DISPARE: DIScriminative PAttern REfinement for Position Weight Matrices.

TitleDISPARE: DIScriminative PAttern REfinement for Position Weight Matrices.
Publication TypeJournal Article
Year of Publication2009
Authorsda Piedade I, Tang M-HEric, Elemento O
JournalBMC Bioinformatics
Date Published2009 Nov 26
KeywordsBinding Sites, Computational Biology, DNA, Oligonucleotide Array Sequence Analysis, Pattern Recognition, Automated, Position-Specific Scoring Matrices, Software, Transcription Factors

BACKGROUND: The accurate determination of transcription factor binding affinities is an important problem in biology and key to understanding the gene regulation process. Position weight matrices are commonly used to represent the binding properties of transcription factor binding sites but suffer from low information content and a large number of false matches in the genome. We describe a novel algorithm for the refinement of position weight matrices representing transcription factor binding sites based on experimental data, including ChIP-chip analyses. We present an iterative weight matrix optimization method that is more accurate in distinguishing true transcription factor binding sites from a negative control set. The initial position weight matrix comes from JASPAR, TRANSFAC or other sources. The main new features are the discriminative nature of the method and matrix width and length optimization.

RESULTS: The algorithm was applied to the increasing collection of known transcription factor binding sites obtained from ChIP-chip experiments.
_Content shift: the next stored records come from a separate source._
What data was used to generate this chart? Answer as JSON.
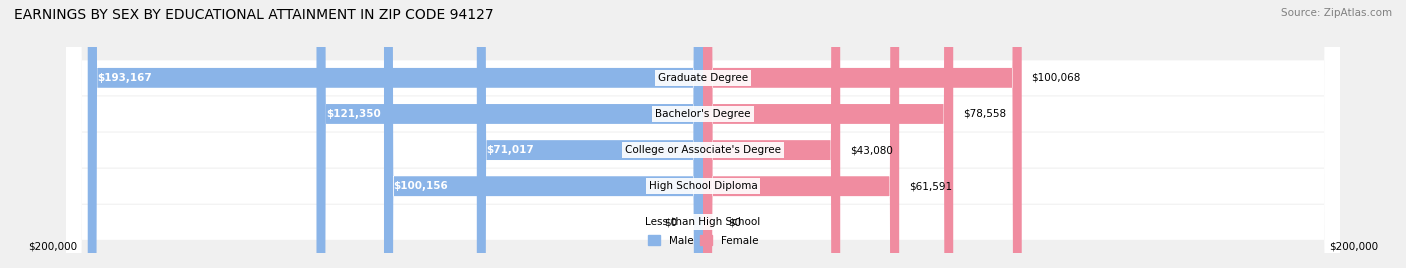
{
  "title": "EARNINGS BY SEX BY EDUCATIONAL ATTAINMENT IN ZIP CODE 94127",
  "source": "Source: ZipAtlas.com",
  "categories": [
    "Less than High School",
    "High School Diploma",
    "College or Associate's Degree",
    "Bachelor's Degree",
    "Graduate Degree"
  ],
  "male_values": [
    0,
    100156,
    71017,
    121350,
    193167
  ],
  "female_values": [
    0,
    61591,
    43080,
    78558,
    100068
  ],
  "male_color": "#8ab4e8",
  "female_color": "#f08ca0",
  "male_label": "Male",
  "female_label": "Female",
  "max_value": 200000,
  "bg_color": "#f0f0f0",
  "row_bg_color": "#e8e8e8",
  "axis_label_left": "$200,000",
  "axis_label_right": "$200,000",
  "title_fontsize": 10,
  "source_fontsize": 7.5,
  "bar_label_fontsize": 7.5,
  "category_fontsize": 7.5
}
The results show that our algorithm significantly improves the sensitivity and specificity of matrix models for identifying transcription factor binding sites.

CONCLUSION: When the transcription factor is known, it is more appropriate to use a discriminative approach such as the one presented here to derive its transcription factor-DNA binding properties starting with a matrix, as opposed to performing de novo motif discovery. Generating more accurate position weight matrices will ultimately contribute to a better understanding of eukaryotic transcriptional regulation, and could potentially offer a better alternative to ab initio motif discovery.